The revelations came in a scathing article in The Wall Street Journal, researched with the help of senior academics, about the prevalence of paedophile content on Instagram, the hugely popular social network site owned by Facebook operator Meta. The report said that the site enables child abusers to connect to and promote a vast network of accounts openly devoted to the commission and purchase of content specifically related to underage-sex.

Observers say that proves Meta’s voluntary child protection code is, to all intents and purposes, failing on an enormous scale.

EU industry chief Thierry Breton is set to meet Meta Platforms’ owner and Facebook founder Mark Zuckerberg on June 23. Breton is already demanding immediate explanations and action from Zuckerberg and points out that Meta is obliged to demonstrate and operate online child-safety measures under the Digital Services Act (DSA) “or face heavy sanctions”.

The WSJ report shows paedophiles can use Instagram to connect with each other and how it guides them to explicit child-abuse content sellers via recommendation systems that excel at linking those who share niche interests.

The researchers found that Instagram enabled people to search explicit hashtags such as #pedowhore and #preteensex and link them up with accounts that used the terms to advertise child-sex material for sale.
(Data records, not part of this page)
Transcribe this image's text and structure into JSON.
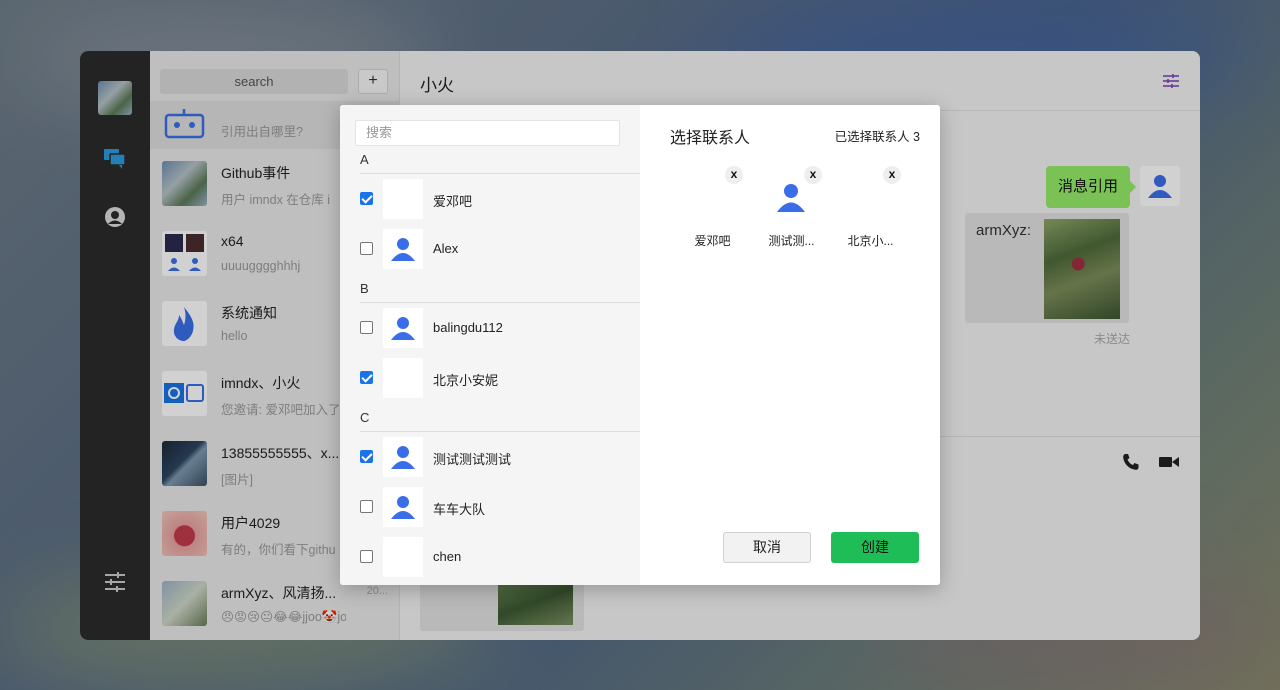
{
  "sidebar": {
    "icons": [
      "user-avatar",
      "chat-icon",
      "contacts-icon",
      "settings-icon"
    ]
  },
  "list": {
    "search_placeholder": "search",
    "add_label": "+",
    "conversations": [
      {
        "name": "",
        "message": "引用出自哪里?",
        "time": ""
      },
      {
        "name": "Github事件",
        "message": "用户 imndx 在仓库 i",
        "time": ""
      },
      {
        "name": "x64",
        "message": "uuuugggghhhj",
        "time": ""
      },
      {
        "name": "系统通知",
        "message": "hello",
        "time": ""
      },
      {
        "name": "imndx、小火",
        "message": "您邀请: 爱邓吧加入了",
        "time": ""
      },
      {
        "name": "13855555555、x...",
        "message": "[图片]",
        "time": ""
      },
      {
        "name": "用户4029",
        "message": "有的，你们看下githu",
        "time": "20"
      },
      {
        "name": "armXyz、风清扬...",
        "message": "😠😡😢😐😂😂jjoo🤡jo",
        "time": "20..."
      }
    ]
  },
  "chat": {
    "title": "小火",
    "bubble": "消息引用",
    "quote_name": "armXyz:",
    "status": "未送达"
  },
  "modal": {
    "search_placeholder": "搜索",
    "groups": [
      {
        "letter": "A",
        "contacts": [
          {
            "name": "爱邓吧",
            "checked": true
          },
          {
            "name": "Alex",
            "checked": false
          }
        ]
      },
      {
        "letter": "B",
        "contacts": [
          {
            "name": "balingdu112",
            "checked": false
          },
          {
            "name": "北京小安妮",
            "checked": true
          }
        ]
      },
      {
        "letter": "C",
        "contacts": [
          {
            "name": "测试测试测试",
            "checked": true
          },
          {
            "name": "车车大队",
            "checked": false
          },
          {
            "name": "chen",
            "checked": false
          }
        ]
      }
    ],
    "title": "选择联系人",
    "selected_count": "已选择联系人 3",
    "selected": [
      {
        "label": "爱邓吧",
        "remove": "x"
      },
      {
        "label": "测试测...",
        "remove": "x"
      },
      {
        "label": "北京小...",
        "remove": "x"
      }
    ],
    "cancel_label": "取消",
    "create_label": "创建"
  },
  "colors": {
    "accent_green": "#1fbd58",
    "bubble_green": "#95ec69",
    "avatar_blue": "#3a6ee8",
    "checkbox_blue": "#1a73e8"
  }
}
Such accounts often imply they are operated by children themselves and use overtly sexual handles incorporating repulsive titles such as “little slut for you”.

Instagram accounts appearing to offer illicit sex material for sale generally don’t publish that openly, instead posting “menus” of content. Certain accounts invite buyers to commission specific acts. Some menus include prices for videos of children harming themselves and “imagery of the minor performing sexual acts with animals”, researchers at the Stanford Internet Observatory discovered, as reported in the WSJ. At the right price, children are available for in-person “meet ups”, they found.

The paedophilic accounts on Instagram often incorporate superficial efforts to veil their activity, researchers found. Certain emojis function as a kind of code, such as an image of a map – apparently shorthand for “minor-attracted person” – or one of “cheese pizza”, which shares its initials with the term “child pornography,” according to Steven Levine, Professor and Chair Department of Philosophy University of Massachusetts Boston. Many Instagram paedophiles chillingly declare themselves as “lovers of the little things in life”. 

Account holders identify themselves as “seller” or “s3ller,” and often state their preferred form of payment in their bios. These seller accounts also publish a child’s purported age by saying they are “on chapter 14,” or “age 31”, for instance, followed by an emoji of a reverse arrow.

A spokesperson for Meta said it has strict policies and technology in place to prevent predators finding or interacting with underage individuals on its apps.

She said Meta teams had dismantled 27 abusive networks between 2020 and 2022, while in January this year it had disabled more than 490,000 accounts for violating its child-safety policies.

“We’re continuously exploring ways to actively defend against this behaviour,” she insisted, adding, “and we set up an internal task force to investigate these claims and immediately address them.”

Alex Stamos, the head of the Stanford Internet Observatory, and Meta’s chief security officer until 2018, said: “That a team of three academics with limited access could find such a huge network should set off alarms at Meta,” noting that the company has far more effective tools to map its paedophile network than outsiders do. “I hope the company reinvests in human investigators,” he added.

The shocking WSJ article will fuel increased EU scrutiny of social media companies. Already, certain types of targeted advertisements are prohibited by the DSA on online platforms. These includes adverts aimed at children and those that involve the use of specific categories of personal data, such as ethnicity, political views, and sexual orientation.

In case of breaches, the DSA can impose fines of up to 6 per cent of a company’s global turnover.